Investec and GIBS have released the latest results of the Investec GIBS Saving Index, which measures South Africa’s savings rate and the country’s savings behaviour.
The headline index figure for 2017 Q3 was announced at 60.5 points at the end of 2017, which marks a low point in South Africa’s savings track record for 27 years.
A core argument behind the Investec GIBS Saving Index is that for South Africa to achieve the kind of elevated and inclusive growth that shapes economic competitiveness, our economy needs an investment rate in excess of 30%.
“A savings index score of 100 represents a ‘pass mark’ for South Africa in terms of savings to support our economic growth objectives. The latest figure of 60.5 points shows we still have a long way to go towards laying the foundation for that kind of growth.” comments René Grobler, Head of Investec Cash Investments, who spearheaded the creation of the Investec GIBS Savings Index in 2016 with the aim of creating more visibility around the importance of savings in South Africa and to provide a global benchmark for South Africa with the rest of the world.
“Given the tough political environment towards the end of last year and the near-recessionary conditions that loomed over the economy towards the end of 2016 and much of 2017, this is not a surprising result,” comments Professor Adrian Saville, GIBS Professor of Economics, Finance and Strategy, Cannon Asset Managers CEO and Index Co-Author.
“However, our sense is that we are on the cusp of a story that has a silver lining.”
In the latest results, the Structural Flow pillar remains in a long-term downward trend from 1990 to present, and underlines the need for South Africa to structurally reform the economy.
“The Index score for this economically sensitive sub-component resembles the levels for the late 1990s, when we saw the emerging market crisis and the late 2000s, when we saw the global financial crisis,” he says.
Furthermore, the other two pillars also influence South Africa’s ability to save and attract investment.
“We tend to underestimate the impact environmental, economic and political factors can have on individuals, corporates and government’s ability to save, and this is reflected in the latest disappointing figures,” adds Grobler
“A propensity to save and the ability to invest are intertwined, and both are required for long-term wealth creation, in the case of individuals or economic growth in the case of nations,” says Grobler.

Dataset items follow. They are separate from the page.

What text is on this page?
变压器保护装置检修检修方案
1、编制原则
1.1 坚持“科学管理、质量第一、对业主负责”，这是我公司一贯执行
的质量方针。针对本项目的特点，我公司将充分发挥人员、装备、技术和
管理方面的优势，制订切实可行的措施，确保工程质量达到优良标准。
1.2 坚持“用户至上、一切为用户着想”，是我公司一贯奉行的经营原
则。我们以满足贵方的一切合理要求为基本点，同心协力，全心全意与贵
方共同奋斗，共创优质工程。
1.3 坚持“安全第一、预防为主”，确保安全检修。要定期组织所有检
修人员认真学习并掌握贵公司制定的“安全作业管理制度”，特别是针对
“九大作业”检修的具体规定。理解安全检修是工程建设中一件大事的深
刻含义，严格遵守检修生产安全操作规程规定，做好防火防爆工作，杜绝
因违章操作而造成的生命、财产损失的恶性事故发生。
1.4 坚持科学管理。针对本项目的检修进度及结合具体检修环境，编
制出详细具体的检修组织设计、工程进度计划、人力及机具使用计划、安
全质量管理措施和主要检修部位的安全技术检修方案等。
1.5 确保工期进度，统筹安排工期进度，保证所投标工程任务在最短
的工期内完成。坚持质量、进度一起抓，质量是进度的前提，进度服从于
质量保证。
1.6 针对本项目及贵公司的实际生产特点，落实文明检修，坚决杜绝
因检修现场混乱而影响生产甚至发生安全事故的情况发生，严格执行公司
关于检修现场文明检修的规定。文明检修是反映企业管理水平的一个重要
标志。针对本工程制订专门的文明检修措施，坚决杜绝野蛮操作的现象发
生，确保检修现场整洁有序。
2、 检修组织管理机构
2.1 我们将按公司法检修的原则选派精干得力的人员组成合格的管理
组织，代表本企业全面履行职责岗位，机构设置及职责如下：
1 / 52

“A culture of saving at every level of society is critical to the well-being of our citizens, and to the sustained economic health of our country. Programmes that promote personal saving and financial education are as important as sound economic policies.”

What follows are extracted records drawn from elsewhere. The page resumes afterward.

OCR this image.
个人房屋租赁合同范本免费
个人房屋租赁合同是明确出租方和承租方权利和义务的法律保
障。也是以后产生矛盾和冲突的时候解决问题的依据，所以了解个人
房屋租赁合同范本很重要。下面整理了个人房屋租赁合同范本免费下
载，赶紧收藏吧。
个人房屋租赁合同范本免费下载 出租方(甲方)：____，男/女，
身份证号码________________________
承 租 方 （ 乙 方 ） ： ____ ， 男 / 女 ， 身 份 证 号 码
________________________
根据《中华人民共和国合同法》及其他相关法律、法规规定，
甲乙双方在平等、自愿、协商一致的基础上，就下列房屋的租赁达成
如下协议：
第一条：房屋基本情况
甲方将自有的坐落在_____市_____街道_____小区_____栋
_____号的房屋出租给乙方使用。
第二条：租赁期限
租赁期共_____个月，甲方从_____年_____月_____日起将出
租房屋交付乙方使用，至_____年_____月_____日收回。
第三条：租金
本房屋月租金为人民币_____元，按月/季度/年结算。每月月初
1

“Tax-free savings accounts, tax incentives for retirement savings, initiatives like Savings Month and the like are positive means of promoting a savings culture, but they are not enough to reach South Africans who are still financially illiterate,” warns Grobler.
Her hope is that Ramaphosa’s government will recognise the importance of introducing financial literacy curricula to children even at primary school level, and find innovative ways to improve basic financial education of youth and adults that may support entrepreneurs in small business growth and encourage South Africans to save and spend wisely.
As much as South Africa needs to work on structural elements to repair the organisational make-up of the economy, there is a prospect of near-term improvement.
“Business confidence plays a big role in savings and investment decisions, both for South Africans and foreign investors.” adds Grobler.
“An improvement in 2018, following the positive indications on the political and economic stability of the country in December and January, could bolster business sentiment and confidence in the country.”
Adds Saville, “We anticipate that as soon as the next quarter we will start seeing encouraging signs of life from the Index and its underlying components such as the Structural Flow and Structural Environmental Pillar indicators.
The capital funding for investment, he goes on to say, can only come from savings. “The importance of this element is recognised by Cyril Ramaphosa in his New Deal, which targets 3% GDP growth in 2018 and rising to 5% growth by 2023,” explains Saville.
“To put this ambitious plan in place, we need to massively increase levels of investment from around 20% of GDP currently to the NDP target of 30%.”
“Although this quarter’s result is the lowest we have for the index from 1990-2017 and does not make for great reading, the reading itself underscores the need for the Index as a robust measurement tool,” Saville points out.
“As a barometer to track and evaluate our country’s savings performance, we believe the Index is becoming increasingly relevant,” agrees Grobler. “In short, it does not only reflect our overall savings culture but also shows the influence of environmental factors. While we are seeing those influences in the latest figures, we can also be encouraged that it may lag the positive changes that lie ahead and help us emerge from the savings trap.”
“We believe that savings has to be firmly on the agenda as we go into 2018,” says Grobler.
“For a more inclusive economy and elevated economic growth, we need more investment and to achieve that, we need higher savings.”